Minnesota Drops Sakima Walker Like Dead Weight — Is Her WNBA Dream Already On Life Support?

The writing was on the wall. After just 17 combined minutes of uninspiring preseason action, the Minnesota Lynx wasted no time severing ties with former South Carolina forward Sakima Walker this week, cutting her alongside Amaya Battle and Ra Shaya Kyle in a move that speaks volumes about how little she impressed during her brief audition.

Walker, who couldn’t even earn a roster spot on draft night — going completely undrafted in the 2026 WNBA Draft — managed to secure a training camp deal with the Lynx on April 16. What followed was a deeply underwhelming two-week stint that raised serious questions about whether her professional aspirations are built on a foundation strong enough to withstand the brutal realities of the WNBA.

Her debut against the Washington Mystics on April 25 was serviceable at best — four points, two rebounds, two blocks and an assist in 13 minutes. Decent on paper, but hardly the jaw-dropping statement performance a player fighting for her professional life desperately needed. What happened next was even more damning. In Minnesota’s preseason game against the Nigerian National Team, Walker’s playing time cratered to just four minutes — a brutal signal from the coaching staff that they had seen enough and were clearly unconvinced.

Four minutes. Against a national team. That is not a trajectory. That is a freefall.

The statistical analysis tells a troubling story of a player who has bounced from program to program searching for an identity. She cycled through Rutgers, Northwest Florida State, South Carolina, and Cal — four programs in her college career. While she posted a career-high 12.5 points and 6.9 rebounds at Cal last season, it came after years of quiet, limited contributions. Her two seasons at South Carolina — arguably the most elite women’s basketball program in the country — yielded minimal playing time, suggesting even Dawn Staley’s championship-caliber system couldn’t extract enough from her to justify consistent minutes. Yes, she earned a 2024 national title ring with the Gamecocks, but a ring earned from the bench is not the same currency coaches spend on a WNBA roster spot.

The broader context makes Walker’s situation even harder to ignore. Look at the roster of former Gamecocks currently thriving on WNBA teams: A’ja Wilson, Aliyah Boston, Raven Johnson, Kamilla Cardoso, Te-Hina Paopao, Saniya Rivers — elite names who commanded draft picks and roster spots through sheer dominance.
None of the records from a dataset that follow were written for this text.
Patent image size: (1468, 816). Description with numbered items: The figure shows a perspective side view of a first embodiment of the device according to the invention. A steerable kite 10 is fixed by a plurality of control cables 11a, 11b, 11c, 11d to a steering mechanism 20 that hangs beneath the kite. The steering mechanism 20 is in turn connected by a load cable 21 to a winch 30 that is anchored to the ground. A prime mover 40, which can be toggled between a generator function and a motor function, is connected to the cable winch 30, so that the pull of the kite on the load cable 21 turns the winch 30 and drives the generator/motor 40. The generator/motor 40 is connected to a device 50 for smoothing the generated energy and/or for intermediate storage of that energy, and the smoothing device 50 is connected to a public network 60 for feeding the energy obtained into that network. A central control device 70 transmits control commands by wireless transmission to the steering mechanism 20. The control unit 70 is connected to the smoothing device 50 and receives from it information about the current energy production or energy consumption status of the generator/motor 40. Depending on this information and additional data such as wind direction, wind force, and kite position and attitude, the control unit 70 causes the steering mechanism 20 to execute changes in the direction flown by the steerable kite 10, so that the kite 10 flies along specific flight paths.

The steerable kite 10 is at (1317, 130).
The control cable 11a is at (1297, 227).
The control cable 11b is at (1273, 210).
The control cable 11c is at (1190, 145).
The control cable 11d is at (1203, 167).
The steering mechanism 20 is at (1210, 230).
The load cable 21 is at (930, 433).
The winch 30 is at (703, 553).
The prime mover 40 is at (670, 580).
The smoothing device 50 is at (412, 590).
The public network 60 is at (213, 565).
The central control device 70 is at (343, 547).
Walker, despite wearing the same Garnet and Black, now finds herself on the outside looking in while her former teammates build professional legacies.

Optimists will point out that the regular season doesn’t begin until May 8 and that WNBA training camp remains ongoing — meaning Walker could theoretically latch onto another team, earn a developmental roster spot, or pivot to a career overseas. But there is a thin line between keeping options open and being a player that no one is racing to call. Right now, Sakima Walker is dangerously close to the wrong side of that line.
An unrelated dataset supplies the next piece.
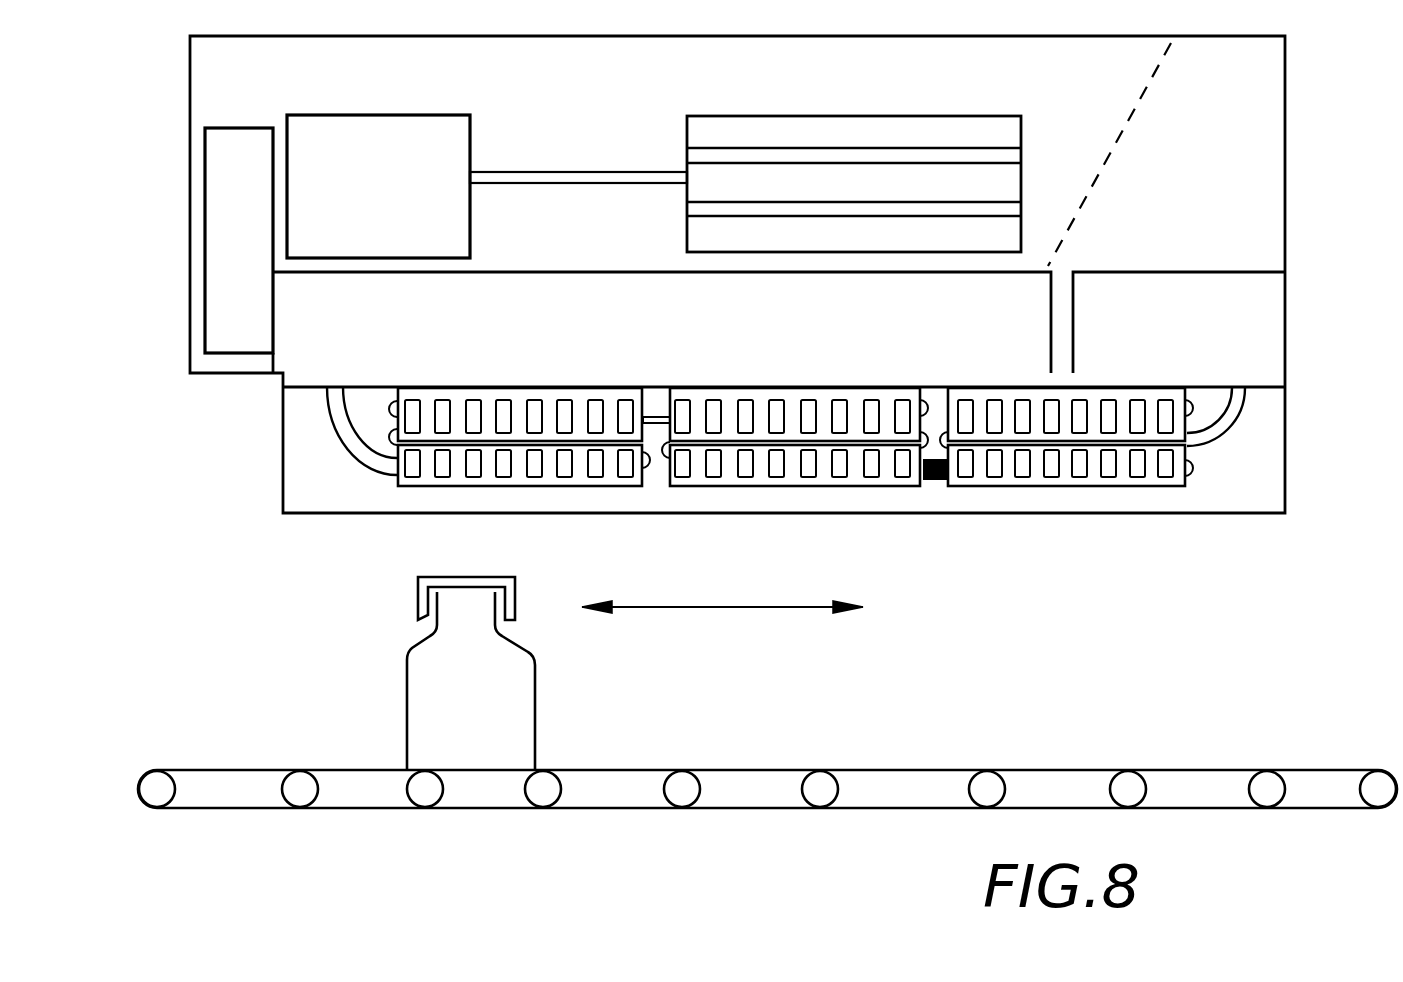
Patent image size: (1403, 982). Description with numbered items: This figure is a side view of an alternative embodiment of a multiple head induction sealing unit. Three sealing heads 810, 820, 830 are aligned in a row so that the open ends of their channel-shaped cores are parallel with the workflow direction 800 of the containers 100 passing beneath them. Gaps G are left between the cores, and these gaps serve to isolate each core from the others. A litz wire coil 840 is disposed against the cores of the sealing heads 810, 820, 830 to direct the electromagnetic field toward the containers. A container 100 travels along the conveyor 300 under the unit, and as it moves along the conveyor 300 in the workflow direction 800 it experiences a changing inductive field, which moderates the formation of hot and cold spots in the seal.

Her journey from JUCO national champion and D1 Player of the Year at Northwest Florida State to WNBA afterthought is a sobering reminder that individual accolades and national titles don’t guarantee professional longevity. The WNBA is unforgiving, the rosters are razor-thin, and the window to make an impression is brutally short.

Walker’s professional dream is not dead — but after Minnesota’s swift and decisive dismissal, it is undeniably on a very fragile pulse.